Pur Autre Vie

I'm not wrong, I'm just an asshole

Tuesday, July 11, 2017


Hardly the most newsworthy thing today (for future readers: today Donald Trump Jr.'s emails were released, providing direct evidence that the Trump campaign knowingly sought assistance from the Russian government), but David Brooks has written a widely mocked column containing this passage:

Recently I took a friend with only a high school degree to lunch. Insensitively, I led her into a gourmet sandwich shop. Suddenly I saw her face freeze up as she was confronted with sandwiches named “Padrino” and “Pomodoro” and ingredients like soppressata, capicollo and a striata baguette. I quickly asked her if she wanted to go somewhere else and she anxiously nodded yes and we ate Mexican.
I'm not going to defend Brooks exactly, but I'm also not interested in piling on. That's because while I think Brooks was probably making unfounded assumptions about what was going on in his friend's head, at the end of the day he was there and I wasn't. The whole thing sounds mortifying, but I wonder how many of his critics would have handled it better. For me what it hammers home is the importance of grace, an aspect of adulthood that is very important, but that is also very difficult to achieve, especially for socially awkward people like me (and, apparently, David Brooks).
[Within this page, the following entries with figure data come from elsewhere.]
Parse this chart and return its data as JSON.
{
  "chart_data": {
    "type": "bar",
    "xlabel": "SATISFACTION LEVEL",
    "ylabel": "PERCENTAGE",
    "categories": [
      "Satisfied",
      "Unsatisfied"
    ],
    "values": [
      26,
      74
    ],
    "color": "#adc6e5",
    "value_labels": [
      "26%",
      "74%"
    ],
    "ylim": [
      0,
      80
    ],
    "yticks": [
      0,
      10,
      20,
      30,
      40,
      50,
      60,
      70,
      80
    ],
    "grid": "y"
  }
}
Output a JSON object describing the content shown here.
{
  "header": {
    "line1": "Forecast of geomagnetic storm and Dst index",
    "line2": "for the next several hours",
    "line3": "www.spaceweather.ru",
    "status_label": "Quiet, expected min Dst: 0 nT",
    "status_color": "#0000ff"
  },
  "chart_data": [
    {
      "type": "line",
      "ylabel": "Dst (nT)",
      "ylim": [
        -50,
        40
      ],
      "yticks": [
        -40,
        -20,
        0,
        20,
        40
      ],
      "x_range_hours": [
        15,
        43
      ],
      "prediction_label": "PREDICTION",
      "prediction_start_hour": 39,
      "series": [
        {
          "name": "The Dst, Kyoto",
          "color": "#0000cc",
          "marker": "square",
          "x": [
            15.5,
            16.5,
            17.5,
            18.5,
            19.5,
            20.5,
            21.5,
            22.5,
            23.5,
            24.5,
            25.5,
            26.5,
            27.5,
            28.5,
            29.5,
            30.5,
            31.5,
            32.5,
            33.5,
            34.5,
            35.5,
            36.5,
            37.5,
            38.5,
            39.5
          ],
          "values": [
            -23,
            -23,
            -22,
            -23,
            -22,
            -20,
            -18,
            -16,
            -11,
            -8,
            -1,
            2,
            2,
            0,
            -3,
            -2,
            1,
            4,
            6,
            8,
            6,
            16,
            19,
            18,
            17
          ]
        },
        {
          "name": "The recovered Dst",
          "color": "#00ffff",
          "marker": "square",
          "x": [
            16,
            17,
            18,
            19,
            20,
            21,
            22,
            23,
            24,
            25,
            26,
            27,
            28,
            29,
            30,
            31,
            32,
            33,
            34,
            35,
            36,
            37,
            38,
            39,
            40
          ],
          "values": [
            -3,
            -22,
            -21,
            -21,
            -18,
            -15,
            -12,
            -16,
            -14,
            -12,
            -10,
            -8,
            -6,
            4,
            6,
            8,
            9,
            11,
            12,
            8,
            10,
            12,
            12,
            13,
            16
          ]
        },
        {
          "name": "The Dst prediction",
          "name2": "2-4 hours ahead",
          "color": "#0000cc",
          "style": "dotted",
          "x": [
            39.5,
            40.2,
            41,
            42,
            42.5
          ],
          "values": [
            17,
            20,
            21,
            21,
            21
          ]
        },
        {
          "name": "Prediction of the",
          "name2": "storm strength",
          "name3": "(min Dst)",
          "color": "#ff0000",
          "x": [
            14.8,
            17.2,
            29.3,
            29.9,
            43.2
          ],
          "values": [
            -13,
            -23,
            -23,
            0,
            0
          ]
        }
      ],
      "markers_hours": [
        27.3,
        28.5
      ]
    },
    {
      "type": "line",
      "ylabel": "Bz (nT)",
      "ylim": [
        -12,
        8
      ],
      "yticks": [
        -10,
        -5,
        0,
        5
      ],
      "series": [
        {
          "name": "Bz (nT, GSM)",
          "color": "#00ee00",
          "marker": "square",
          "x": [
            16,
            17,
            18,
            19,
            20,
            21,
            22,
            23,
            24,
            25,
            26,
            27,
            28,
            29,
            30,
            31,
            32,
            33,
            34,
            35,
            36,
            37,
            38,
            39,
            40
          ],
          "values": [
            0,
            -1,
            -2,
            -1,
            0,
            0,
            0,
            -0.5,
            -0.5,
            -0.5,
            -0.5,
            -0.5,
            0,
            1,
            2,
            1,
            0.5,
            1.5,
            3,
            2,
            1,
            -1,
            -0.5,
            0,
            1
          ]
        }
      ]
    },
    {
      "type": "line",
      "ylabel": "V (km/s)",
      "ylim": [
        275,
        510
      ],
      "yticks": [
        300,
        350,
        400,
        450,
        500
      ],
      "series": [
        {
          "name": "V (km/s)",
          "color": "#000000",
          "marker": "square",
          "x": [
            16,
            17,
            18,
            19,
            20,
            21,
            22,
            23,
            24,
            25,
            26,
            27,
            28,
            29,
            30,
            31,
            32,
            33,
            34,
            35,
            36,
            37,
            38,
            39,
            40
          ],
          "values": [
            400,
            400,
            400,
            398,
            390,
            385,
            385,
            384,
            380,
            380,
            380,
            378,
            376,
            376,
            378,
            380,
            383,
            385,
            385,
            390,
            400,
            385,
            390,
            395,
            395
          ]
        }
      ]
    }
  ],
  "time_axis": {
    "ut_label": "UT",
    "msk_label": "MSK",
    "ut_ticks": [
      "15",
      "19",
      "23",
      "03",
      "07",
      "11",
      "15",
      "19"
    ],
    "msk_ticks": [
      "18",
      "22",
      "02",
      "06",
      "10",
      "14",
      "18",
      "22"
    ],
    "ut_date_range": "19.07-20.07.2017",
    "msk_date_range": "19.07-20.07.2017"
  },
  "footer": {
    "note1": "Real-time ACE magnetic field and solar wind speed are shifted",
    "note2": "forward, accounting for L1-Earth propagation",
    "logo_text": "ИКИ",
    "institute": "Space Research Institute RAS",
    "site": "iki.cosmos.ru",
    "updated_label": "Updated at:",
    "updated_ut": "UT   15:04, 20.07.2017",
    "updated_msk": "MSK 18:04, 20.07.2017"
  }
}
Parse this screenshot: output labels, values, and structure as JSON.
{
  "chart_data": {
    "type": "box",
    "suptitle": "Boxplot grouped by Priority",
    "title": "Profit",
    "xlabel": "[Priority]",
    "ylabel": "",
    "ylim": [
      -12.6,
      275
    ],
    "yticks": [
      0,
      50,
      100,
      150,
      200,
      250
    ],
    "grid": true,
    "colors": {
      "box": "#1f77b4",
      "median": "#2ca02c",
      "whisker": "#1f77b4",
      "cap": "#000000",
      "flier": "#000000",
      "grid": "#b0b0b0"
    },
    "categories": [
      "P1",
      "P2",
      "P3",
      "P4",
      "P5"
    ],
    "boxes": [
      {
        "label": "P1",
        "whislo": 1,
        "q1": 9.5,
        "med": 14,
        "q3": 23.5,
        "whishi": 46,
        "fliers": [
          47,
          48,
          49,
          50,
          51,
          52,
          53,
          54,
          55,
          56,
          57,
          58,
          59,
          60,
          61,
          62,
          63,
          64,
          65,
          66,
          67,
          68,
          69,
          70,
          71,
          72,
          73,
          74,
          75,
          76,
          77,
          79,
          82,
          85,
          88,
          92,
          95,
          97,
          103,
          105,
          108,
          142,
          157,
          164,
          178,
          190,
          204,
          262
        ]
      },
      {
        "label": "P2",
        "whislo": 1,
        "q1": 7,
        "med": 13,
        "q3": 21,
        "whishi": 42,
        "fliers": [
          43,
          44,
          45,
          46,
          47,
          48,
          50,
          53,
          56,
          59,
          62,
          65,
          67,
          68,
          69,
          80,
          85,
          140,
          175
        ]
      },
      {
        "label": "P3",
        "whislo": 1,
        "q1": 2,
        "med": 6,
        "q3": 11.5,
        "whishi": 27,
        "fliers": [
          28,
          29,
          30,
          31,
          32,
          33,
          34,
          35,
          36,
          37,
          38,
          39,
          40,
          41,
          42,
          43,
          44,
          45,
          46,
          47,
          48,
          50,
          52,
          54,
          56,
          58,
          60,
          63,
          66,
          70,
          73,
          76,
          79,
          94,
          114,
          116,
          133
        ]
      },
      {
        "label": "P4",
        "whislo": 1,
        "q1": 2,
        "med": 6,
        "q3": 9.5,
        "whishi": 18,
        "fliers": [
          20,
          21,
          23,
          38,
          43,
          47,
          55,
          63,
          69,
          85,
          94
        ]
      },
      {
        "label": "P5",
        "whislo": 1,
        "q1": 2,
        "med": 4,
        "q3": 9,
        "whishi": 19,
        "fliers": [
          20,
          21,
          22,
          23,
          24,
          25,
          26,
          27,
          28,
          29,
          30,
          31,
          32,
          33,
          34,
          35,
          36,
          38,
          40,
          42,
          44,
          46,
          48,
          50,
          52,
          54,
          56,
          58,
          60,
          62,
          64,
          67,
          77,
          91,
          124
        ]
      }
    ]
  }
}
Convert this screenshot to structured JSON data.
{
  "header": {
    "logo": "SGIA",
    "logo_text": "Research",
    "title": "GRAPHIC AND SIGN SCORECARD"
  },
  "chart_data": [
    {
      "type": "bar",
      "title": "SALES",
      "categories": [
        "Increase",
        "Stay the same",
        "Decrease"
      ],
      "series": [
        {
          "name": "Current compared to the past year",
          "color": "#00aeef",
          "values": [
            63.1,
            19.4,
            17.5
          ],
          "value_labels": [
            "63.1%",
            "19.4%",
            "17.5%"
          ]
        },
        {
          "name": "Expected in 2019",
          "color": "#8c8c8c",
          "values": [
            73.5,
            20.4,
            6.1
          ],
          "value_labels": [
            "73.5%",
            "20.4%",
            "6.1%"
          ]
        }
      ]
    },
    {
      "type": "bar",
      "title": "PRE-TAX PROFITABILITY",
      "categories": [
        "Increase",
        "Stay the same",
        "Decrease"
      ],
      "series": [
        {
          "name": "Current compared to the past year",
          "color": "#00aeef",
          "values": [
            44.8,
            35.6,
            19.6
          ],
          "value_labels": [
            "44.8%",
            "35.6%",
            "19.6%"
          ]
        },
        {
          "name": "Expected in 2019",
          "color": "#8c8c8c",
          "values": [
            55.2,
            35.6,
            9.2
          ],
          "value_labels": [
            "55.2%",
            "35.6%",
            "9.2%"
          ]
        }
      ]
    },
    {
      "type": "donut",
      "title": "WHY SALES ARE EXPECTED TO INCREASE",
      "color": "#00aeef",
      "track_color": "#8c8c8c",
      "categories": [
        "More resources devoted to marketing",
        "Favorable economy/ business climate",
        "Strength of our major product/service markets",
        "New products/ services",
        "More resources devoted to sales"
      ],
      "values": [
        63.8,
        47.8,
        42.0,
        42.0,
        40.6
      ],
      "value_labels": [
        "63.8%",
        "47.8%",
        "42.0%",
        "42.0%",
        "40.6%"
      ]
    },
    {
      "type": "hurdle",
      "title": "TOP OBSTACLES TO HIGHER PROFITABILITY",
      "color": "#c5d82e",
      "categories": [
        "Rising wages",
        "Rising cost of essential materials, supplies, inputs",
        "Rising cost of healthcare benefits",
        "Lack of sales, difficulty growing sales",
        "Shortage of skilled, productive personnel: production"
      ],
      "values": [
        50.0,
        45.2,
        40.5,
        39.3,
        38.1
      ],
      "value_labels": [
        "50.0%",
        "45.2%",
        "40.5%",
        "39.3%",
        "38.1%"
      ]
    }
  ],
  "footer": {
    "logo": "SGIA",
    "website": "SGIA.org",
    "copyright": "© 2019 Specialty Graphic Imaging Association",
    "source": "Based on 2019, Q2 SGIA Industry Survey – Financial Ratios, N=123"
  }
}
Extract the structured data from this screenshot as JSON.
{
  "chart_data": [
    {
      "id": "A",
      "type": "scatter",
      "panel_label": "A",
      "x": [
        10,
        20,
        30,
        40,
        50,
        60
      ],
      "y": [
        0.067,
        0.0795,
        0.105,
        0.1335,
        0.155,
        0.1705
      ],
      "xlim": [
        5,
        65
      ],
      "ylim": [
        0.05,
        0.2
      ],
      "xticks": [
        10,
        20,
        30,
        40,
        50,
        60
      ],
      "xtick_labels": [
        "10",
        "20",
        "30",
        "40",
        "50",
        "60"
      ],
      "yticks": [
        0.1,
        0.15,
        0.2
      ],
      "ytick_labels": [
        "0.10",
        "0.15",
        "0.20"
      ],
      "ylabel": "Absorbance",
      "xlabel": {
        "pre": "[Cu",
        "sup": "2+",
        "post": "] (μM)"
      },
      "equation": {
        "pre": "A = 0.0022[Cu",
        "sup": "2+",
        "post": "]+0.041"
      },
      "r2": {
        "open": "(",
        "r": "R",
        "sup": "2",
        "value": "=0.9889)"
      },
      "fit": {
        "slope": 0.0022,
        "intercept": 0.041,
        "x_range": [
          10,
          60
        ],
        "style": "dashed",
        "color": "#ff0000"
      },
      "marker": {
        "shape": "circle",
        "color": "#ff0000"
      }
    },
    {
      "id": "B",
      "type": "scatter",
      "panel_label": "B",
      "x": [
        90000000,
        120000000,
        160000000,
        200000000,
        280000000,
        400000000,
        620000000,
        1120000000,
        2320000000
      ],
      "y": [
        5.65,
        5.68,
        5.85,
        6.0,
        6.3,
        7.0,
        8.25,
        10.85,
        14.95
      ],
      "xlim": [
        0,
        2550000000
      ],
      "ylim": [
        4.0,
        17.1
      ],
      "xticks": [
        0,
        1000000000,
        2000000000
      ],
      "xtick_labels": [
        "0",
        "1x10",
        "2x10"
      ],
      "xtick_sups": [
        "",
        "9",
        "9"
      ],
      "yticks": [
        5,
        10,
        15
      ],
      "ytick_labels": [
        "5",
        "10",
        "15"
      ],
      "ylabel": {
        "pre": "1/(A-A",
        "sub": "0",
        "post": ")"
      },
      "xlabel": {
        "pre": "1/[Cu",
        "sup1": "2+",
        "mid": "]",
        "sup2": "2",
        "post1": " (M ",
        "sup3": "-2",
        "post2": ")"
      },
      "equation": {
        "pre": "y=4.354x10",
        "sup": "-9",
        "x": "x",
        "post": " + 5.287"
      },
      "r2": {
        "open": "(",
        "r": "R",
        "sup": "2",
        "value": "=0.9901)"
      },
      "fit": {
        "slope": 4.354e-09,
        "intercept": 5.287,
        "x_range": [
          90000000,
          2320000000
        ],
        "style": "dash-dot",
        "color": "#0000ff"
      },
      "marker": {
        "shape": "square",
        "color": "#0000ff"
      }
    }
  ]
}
Like everyone, I suppose, I know this firsthand. From time to time while I was growing up, children were asked to read Bible passages or other liturgy in front of the whole congregation during church services. One time I messed up and failed to prompt the congregation to recite something. I don't remember what it was, probably a prayer, but whatever it was it went unrecited. I walked back to my pew with my cheeks burning with embarrassment, having caught my mistake too late to fix it.

A lady came up to me after the service and told me that she was glad I had lost my place, because she had too, and she wouldn't have been ready to recite the prayer (or whatever it was) if I had played my part correctly. Even at the time I knew this wasn't especially plausible, but it was very graceful. If it was a lie, it was a generous one, told with aplomb, and it greatly eased my embarrassment. Whatever the literal truth of her words, she was telling me she felt my pain and she was on my side. It was a thousand times better than saying something like, "Everyone makes mistakes, it's no big deal," even though that would have been perfectly fine and probably truer.

It was such a small thing for her, but I remember it today, having forgotten almost everything else about those services, because it was both very kind and very skillfully done. She had a kind of Tolstoyan insight into what I must be feeling, and she went out of her way to ease my embarrassment. And she did it adroitly, like a healer relieving pain with a deft touch. It exemplified perfectly the way a Christian, or really anyone, ought to treat other people.

Anyway we should all aspire to that kind of grace, and when we try, but fall short, we probably shouldn't be mocked too mercilessly.